Позже мальчики всерьез озаботились моими родителями. Моя мать на середине девятого десятка, а отцу миновало девяносто, и они живут в нескольких часах езды от нас в доме, где я вырос. С каждым минувшим днем мои родители все больше напоминают феномен человеческой биологии: они работают в саду, поют в церковном хоре и раз в неделю занимаются в гимнастическом зале под руководством тренера. У моих родителей есть увлечения: они посещают собрания общества читателей и клуб фотографии, решают кроссворды и смотрят кино; они по-прежнему водят автомобиль, вынуждая меня беспокоиться. Мы с женой стараемся часто навещать их и берем с собой мальчиков, но этого все равно недостаточно.
Пару лет назад я с отцом и мальчиками поехали на ярмарку нашего штата. В детстве мы с родителями каждый год выезжали туда на экскурсию. Мероприятие длится несколько дней с конца августа по сентябрь; обширная ярмарочная площадь пестрит павильонами и лотками. Тут есть на что посмотреть: соревнования петушиного пения и конкурсы на лучшее вымя, цветочные шоу, выставки лоскутных одеял и бабочек; ряд за рядом демонстрируют кроликов и голубей старинных фермерских пород, бородатый зазывала нахваливает деревообрабатывающий инструмент. Повсюду идет бойкая торговля смесительным оборудованием и сладкой ватой, приправленной кленовым сиропом. Рядом обнаруживается парк развлечений с аттракционами, навевающими дурноту, и настольными играми сомнительного толка; разумеется, не обходится без масляных скульптур.
САМОСТЬ, СПОСОБНАЯ ЗАМЕТИТЬ, ЧТО ВСЕМУ ВОКРУГ ПРИХОДИТ КОНЕЦ, НЕИЗБЕЖНО ПРИХОДИТ К ВЫВОДУ, ЧТО И ЕЙ ОДНАЖДЫ ПРЕДСТОИТ ИСЧЕЗНУТЬ ТЕМ ИЛИ ИНЫМ СПОСОБОМ
Не желая утруждать себя поиском парковочных мест, мы сели на челночный автобус, курсирующий от торгового центра «Шопингтаун Молл». Мой отец завел речь о войне: в 1944 году его призвали в армию, но из-за слабого зрения его признали негодным к военной службе, чему я, возможно, обязан своим существованием. Зато когда война закончилась, отец провел несколько месяцев в военном госпитале в окрестностях Парижа, выполняя канцелярскую работу. На выходных они с товарищами выбирались в город и продавали местным жителям сигареты из своих пайков, а на вырученные деньги приобретали духи и чулки, которые перепродавали ребятам с базы. Параллельно отец изучал французский язык, прокручивая в уме иностранные выражения. Время от времени, заходя в автобус или прогуливаясь в городе, он ловил себя на том, как в уме неожиданно всплывало какое-нибудь французское выражение, словно он репетировал пьесу.

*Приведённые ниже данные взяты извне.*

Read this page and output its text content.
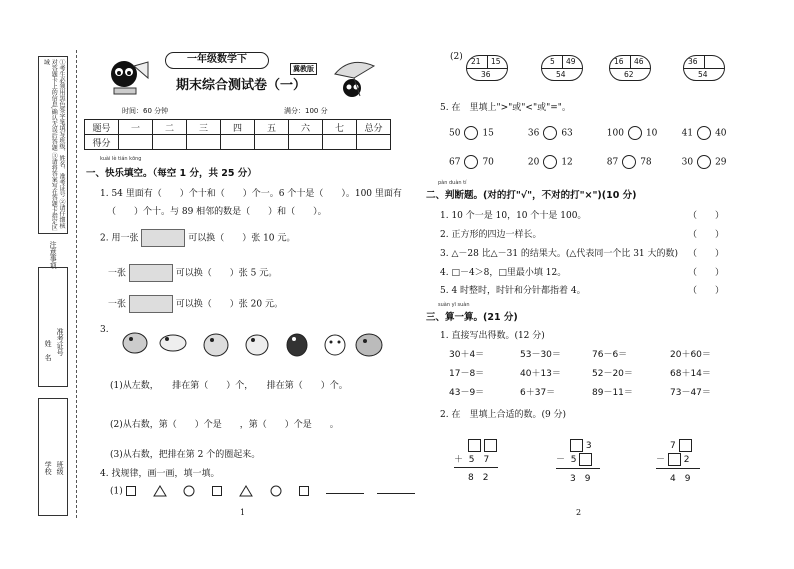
①考生必须用黑色签字笔填写班级、姓名、准考证号 ②请仔细核对答题卡上的信息,确认无误后答题 ③请将答案写在答题卡指定区域
注意事项
姓　名 准考证号
学校 班级
一年级数学下
冀教版
期末综合测试卷（一）
时间：60 分钟	满分：100 分
题号	一	二	三	四	五	六	七	总分
得分								
kuài lè tián kōng
一、快乐填空。（每空 1 分，共 25 分）
1. 54 里面有（　　）个十和（　　）个一。6 个十是（　　）。100 里面有
（　　）个十。与 89 相邻的数是（　　）和（　　）。
2. 用一张	可以换（　　）张 10 元。
一张	可以换（　　）张 5 元。
一张	可以换（　　）张 20 元。
3.
(1)从左数，　　排在第（　　）个，　　排在第（　　）个。
(2)从右数，第（　　）个是　　，第（　　）个是　　。
(3)从右数，把排在第 2 个的圈起来。
4. 找规律，画一画，填一填。
(1)
1
(2) 21 15
36
5 49
54
16 46
62
36
54
5. 在　里填上">"或"<"或"="。
50 15	36 63	100 10	41 40
67 70	20 12	87 78	30 29
pàn duàn tí
二、判断题。(对的打"√"，不对的打"×")(10 分)
1. 10 个一是 10，10 个十是 100。	（　　）
2. 正方形的四边一样长。	（　　）
3. △－28 比△－31 的结果大。(△代表同一个比 31 大的数) （　　）
4. □－4＞8，□里最小填 12。	（　　）
5. 4 时整时，时针和分针都指着 4。	（　　）
suàn yī suàn
三、算一算。(21 分)
1. 直接写出得数。(12 分)
30＋4＝	53－30＝	76－6＝	20＋60＝
17－8＝	40＋13＝	52－20＝	68＋14＝
43－9＝	6＋37＝	89－11＝	73－47＝
2. 在　里填上合适的数。(9 分)

＋ 5　7
8　2
3
－ 5
3　9
7
－ 2
4　9
2
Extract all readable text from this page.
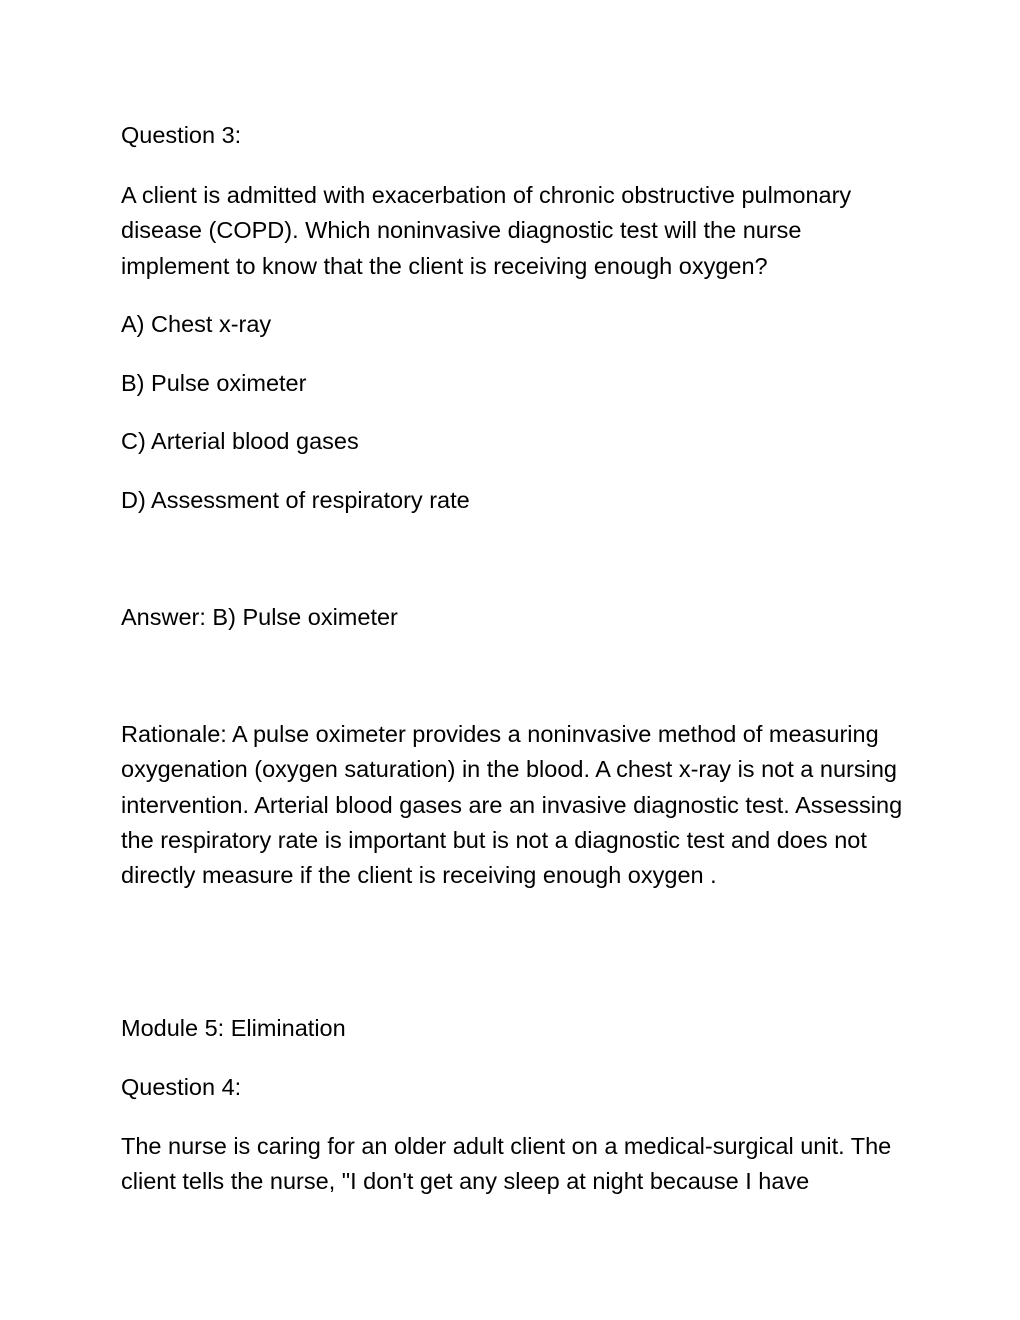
Question 3:

A client is admitted with exacerbation of chronic obstructive pulmonary disease (COPD). Which noninvasive diagnostic test will the nurse implement to know that the client is receiving enough oxygen?

A) Chest x-ray

B) Pulse oximeter

C) Arterial blood gases

D) Assessment of respiratory rate

Answer: B) Pulse oximeter

Rationale: A pulse oximeter provides a noninvasive method of measuring oxygenation (oxygen saturation) in the blood. A chest x-ray is not a nursing intervention. Arterial blood gases are an invasive diagnostic test. Assessing the respiratory rate is important but is not a diagnostic test and does not directly measure if the client is receiving enough oxygen .

Module 5: Elimination

Question 4:

The nurse is caring for an older adult client on a medical-surgical unit. The client tells the nurse, "I don't get any sleep at night because I have
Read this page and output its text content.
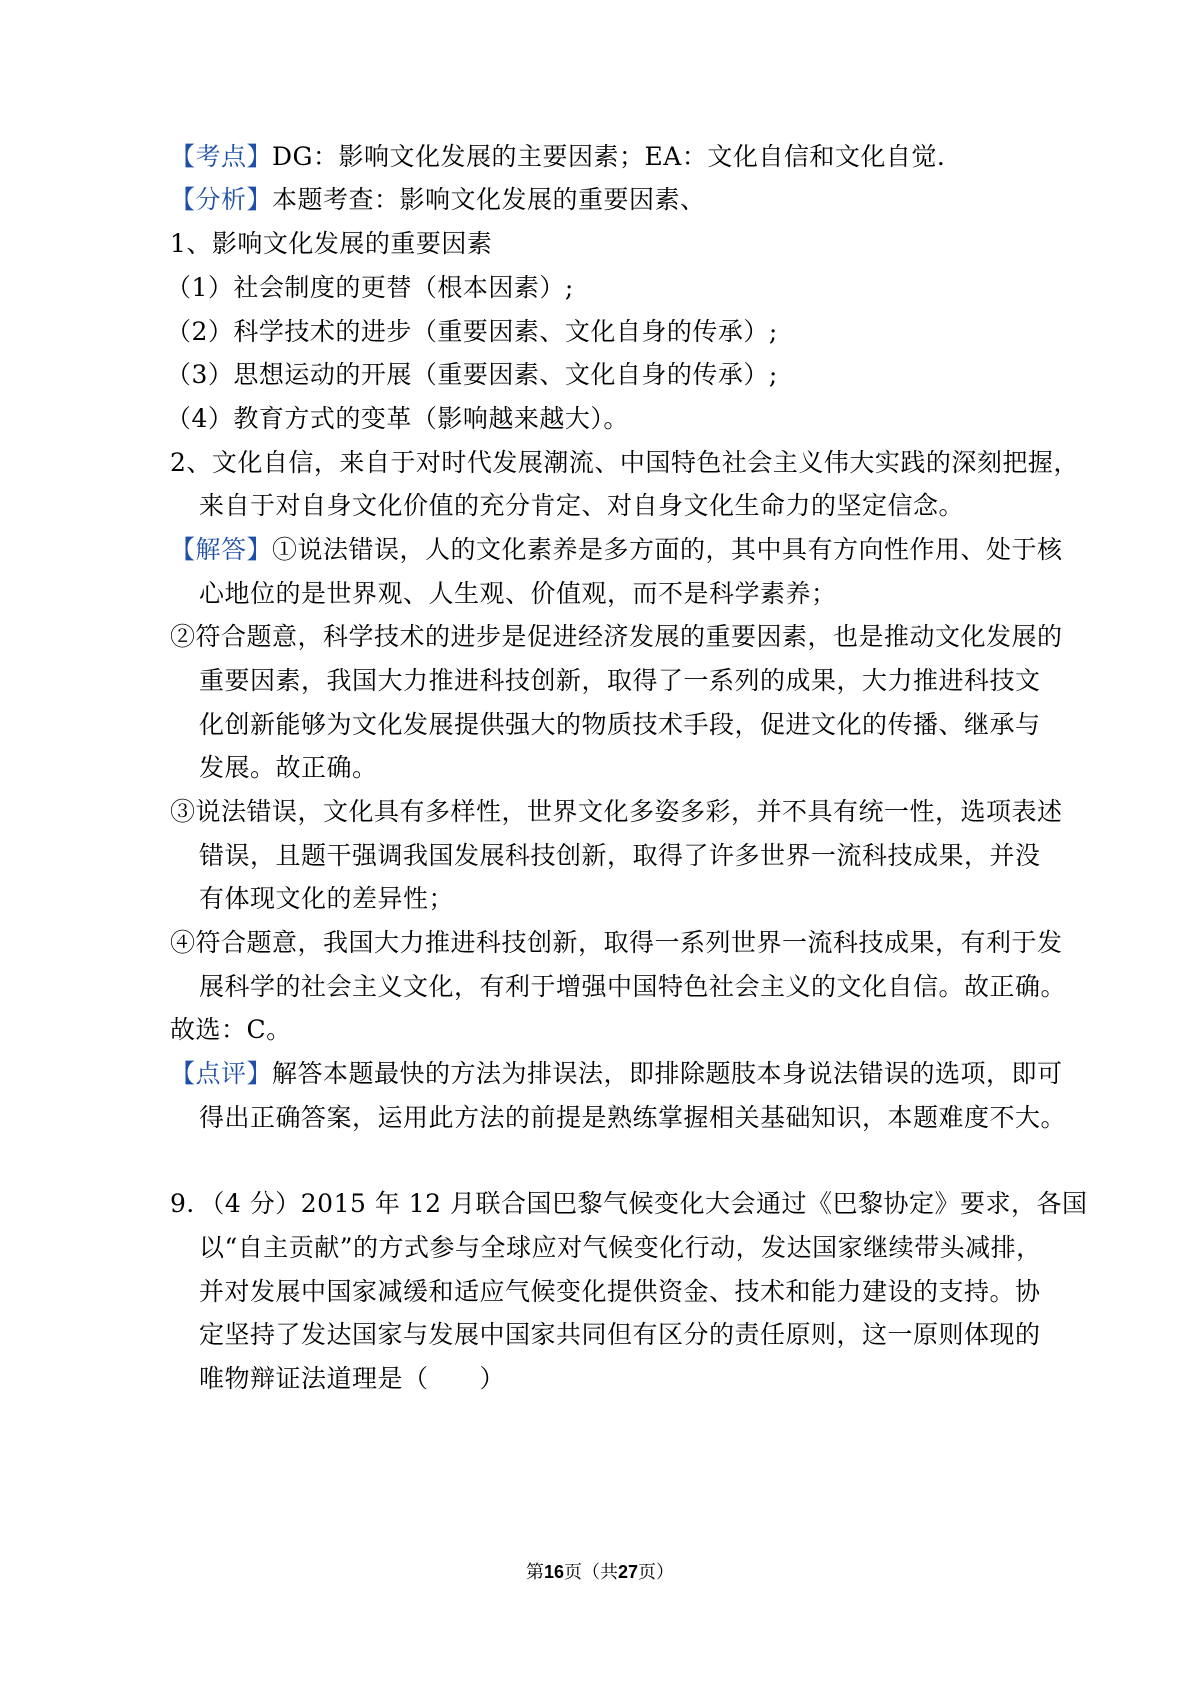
【考点】DG：影响文化发展的主要因素；EA：文化自信和文化自觉.
【分析】本题考查：影响文化发展的重要因素、
1、影响文化发展的重要因素
（1）社会制度的更替（根本因素）;
（2）科学技术的进步（重要因素、文化自身的传承）;
（3）思想运动的开展（重要因素、文化自身的传承）;
（4）教育方式的变革（影响越来越大）。
2、文化自信，来自于对时代发展潮流、中国特色社会主义伟大实践的深刻把握，
来自于对自身文化价值的充分肯定、对自身文化生命力的坚定信念。
【解答】①说法错误，人的文化素养是多方面的，其中具有方向性作用、处于核
心地位的是世界观、人生观、价值观，而不是科学素养；
②符合题意，科学技术的进步是促进经济发展的重要因素，也是推动文化发展的
重要因素，我国大力推进科技创新，取得了一系列的成果，大力推进科技文
化创新能够为文化发展提供强大的物质技术手段，促进文化的传播、继承与
发展。故正确。
③说法错误，文化具有多样性，世界文化多姿多彩，并不具有统一性，选项表述
错误，且题干强调我国发展科技创新，取得了许多世界一流科技成果，并没
有体现文化的差异性；
④符合题意，我国大力推进科技创新，取得一系列世界一流科技成果，有利于发
展科学的社会主义文化，有利于增强中国特色社会主义的文化自信。故正确。
故选：C。
【点评】解答本题最快的方法为排误法，即排除题肢本身说法错误的选项，即可
得出正确答案，运用此方法的前提是熟练掌握相关基础知识，本题难度不大。
9．（4 分）2015 年 12 月联合国巴黎气候变化大会通过《巴黎协定》要求，各国
以“自主贡献”的方式参与全球应对气候变化行动，发达国家继续带头减排，
并对发展中国家减缓和适应气候变化提供资金、技术和能力建设的支持。协
定坚持了发达国家与发展中国家共同但有区分的责任原则，这一原则体现的
唯物辩证法道理是（　　）
第16页（共27页）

Позже отец признался, что с недавних пор его преследует другой внутренний монолог: он все чаще думает о своем возрасте и о своих друзьях, которые постепенно уходят – умирают, если говорить начистоту. За последние годы мои родители потеряли нескольких близких друзей. Потом отец заговорил о глазных каплях, которые принимал по указанию врача. Как он признался, иногда он брал в руки флакончик и задумывался о том, как чудесно устроены глаза и как удивительно, что они до сих пор функционируют. Иногда похожие мысли появляются и при посещении туалета: иной раз бывает любопытно поразмыслить над тем, как переваривается еда и удаляются ее остатки: проходя по кишечнику, пища отдает все полезные вещества на благо биомеханики нашего организма до тех пор, пока все запасы питательных компонентов не будут исчерпаны.
* * *
В течение нескольких недель на мой телефон приходили извещения из часовой мастерской: мои наручные часы починили, когда я намерен забрать их? В последнем сообщении мастер предупредил, что продаст мои часы, если я в ближайшее время не приду за ними. И вот в один осенний день, спустя месяцы после того, как я уронил свои наручные часы, я сел на поезд, доехал до Центрального вокзала и пошел за часами в мастерскую по Пятой авеню.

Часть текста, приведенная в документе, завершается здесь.